Cloud: Hey, you Cid-Whoa!

Cid (pointing a gun at Cloud): Lookout! I'm a middle class white man on the edge! I'm angry because I fit this game's target demographic and they have pent up cubicle and high school rage and angst!

Cloud: What do you know, I'm the same! Let's be best friends, only act like we hate each other because men are too manly to be best buds forever.

Cid: Sounds like a plan!

Cloud: So I hear you can fly people around and shit.

Cid: You hear right, but there's no way I'm taking my beautiful baby off the ground without a fight!

Cloud: We hate Shinra, too.

Cid: Well why didn't you say so? Let's get going.

Tifa: Uh, you guys might want to hurry along.

Cloud: What? Ah, shit. More Shinra incoming!

Cut scene blends into gameplay, and the player is able to shoot through the corridors of Rocket Town with Cid by his side. In the upper left corner "Objective: Get to the Plane" appears.

Fast forward, the player reaches the Tiny Bronco. They get on board, fly away, and the screen fades to black. The screen then fades in as the plane lands outside the Temple of the Ancients. Tifa notes this is where Sephiroth is, but the door he's in is locked! The player must grab three keys to unlock the door and yatta yatta you get the picture.

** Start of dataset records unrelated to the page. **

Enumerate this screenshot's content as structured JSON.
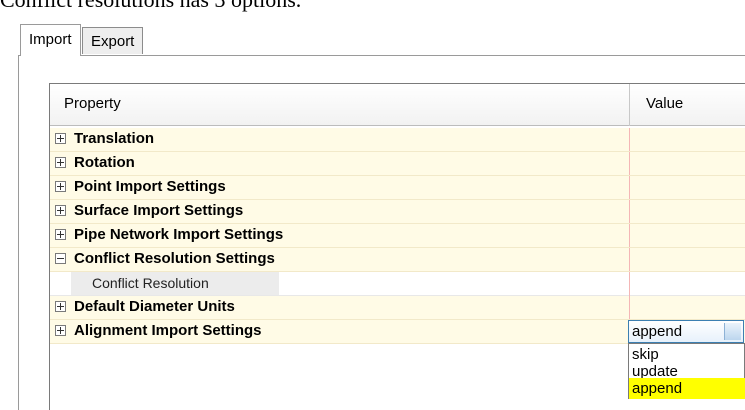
{
  "caption": "Conflict resolutions has 3 options.",
  "tabs": [
    {
      "label": "Import",
      "active": true
    },
    {
      "label": "Export",
      "active": false
    }
  ],
  "grid": {
    "header": {
      "property": "Property",
      "value": "Value"
    },
    "rows": [
      {
        "label": "Translation",
        "expanded": false
      },
      {
        "label": "Rotation",
        "expanded": false
      },
      {
        "label": "Point Import Settings",
        "expanded": false
      },
      {
        "label": "Surface Import Settings",
        "expanded": false
      },
      {
        "label": "Pipe Network Import Settings",
        "expanded": false
      },
      {
        "label": "Conflict Resolution Settings",
        "expanded": true
      },
      {
        "label": "Default Diameter Units",
        "expanded": false
      },
      {
        "label": "Alignment Import Settings",
        "expanded": false
      }
    ],
    "subrow": {
      "label": "Conflict Resolution",
      "value": "append"
    }
  },
  "dropdown": {
    "options": [
      "skip",
      "update",
      "append"
    ],
    "selected": "append"
  },
  "colors": {
    "category_row_bg": "#fffbe6",
    "highlight": "#ffff00",
    "combo_border": "#3c7fb1"
  }
}
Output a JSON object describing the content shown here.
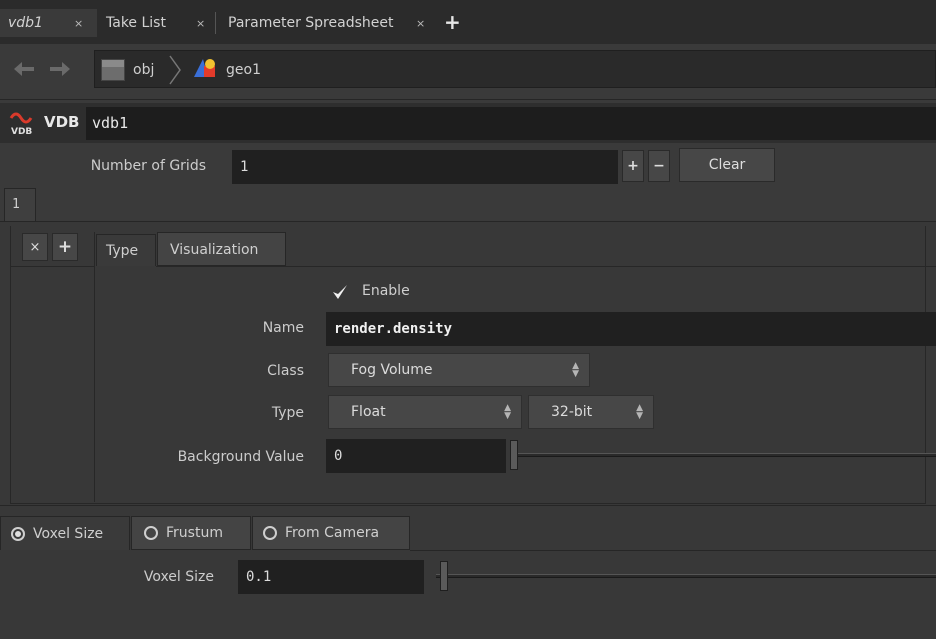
{
  "tabs": [
    {
      "label": "vdb1",
      "close": "×"
    },
    {
      "label": "Take List",
      "close": "×"
    },
    {
      "label": "Parameter Spreadsheet",
      "close": "×"
    }
  ],
  "new_tab_icon": "+",
  "path": {
    "back_icon": "arrow-left-icon",
    "forward_icon": "arrow-right-icon",
    "items": [
      {
        "label": "obj",
        "icon": "obj-network-icon"
      },
      {
        "label": "geo1",
        "icon": "geo-node-icon"
      }
    ]
  },
  "node": {
    "type_label": "VDB",
    "name": "vdb1",
    "icon_text": "VDB"
  },
  "grids": {
    "label": "Number of Grids",
    "value": "1",
    "plus": "+",
    "minus": "−",
    "clear": "Clear",
    "tab_index": "1"
  },
  "multiparm": {
    "remove": "×",
    "add": "+"
  },
  "inner_tabs": [
    "Type",
    "Visualization"
  ],
  "params": {
    "enable_label": "Enable",
    "enable_checked": true,
    "name_label": "Name",
    "name_value": "render.density",
    "class_label": "Class",
    "class_value": "Fog Volume",
    "type_label": "Type",
    "type_value": "Float",
    "precision_value": "32-bit",
    "bg_label": "Background Value",
    "bg_value": "0"
  },
  "voxel_tabs": [
    {
      "label": "Voxel Size",
      "selected": true
    },
    {
      "label": "Frustum",
      "selected": false
    },
    {
      "label": "From Camera",
      "selected": false
    }
  ],
  "voxel": {
    "label": "Voxel Size",
    "value": "0.1"
  }
}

Now, okay, that's a lot more unfair than it really ought to be. The real issue in my mind is a video game writer's inability to marry the concept of story progression with the natural goal-oriented nature of video games. In order for a player to have a sense of progress throughout a game there must be goals, and the easiest way to portray them is as an objective.



Yet the two can work together. Let's look at Brutal Legend as an example. Even though the player has a list of objectives for attacking General Lionwhyte, they manage to make it feel as if the player is progressing through the story. After all, they're trying to build an army, and each step of the way characters are introduced, established and evolved. Eddie Riggs didn't have to go slay the giant Spider monster because the Killmaster wouldn't join him otherwise, they did it in order to save a gravely wounded friend. We learned more about Ophelia when she disobeyed orders and tried to fight by herself, and through that action she returned hurt which created a goal on its own. It moved the main plot forward while developing characters.

This sort of plot advancement is even possible in a shooter game! It just seems as if no one really knows how to marry the two together.

Which, truth told, isn't completely surprising. My understanding of the industry is that the designers will usually outline the plot, and then a writer is hired in to fill out the dialogue. This is a God awful approach to things and is typically the sort of approach that yields pretty by-the-numbers movies from Hollywood (a Producer or Director will come up with a basic story and hire someone to fill it out for them). Brutal Legend was able to do a much better job because Tim Schaffer has proven since the start of his career that his talents lie beyond the technical.

So while the games industry is hiring people that are better at dialogue, they really need to be stepping up a writer's involvement. Have the writer there from the beginning, or even go so far as to get story ideas from writers that will then flesh the game out, all while working with a designer. Sure, this means a writer will need to learn how to deal with stuff left on the cutting room floor, but if you're writing for video games then hopefully you already know enough about the industry for that.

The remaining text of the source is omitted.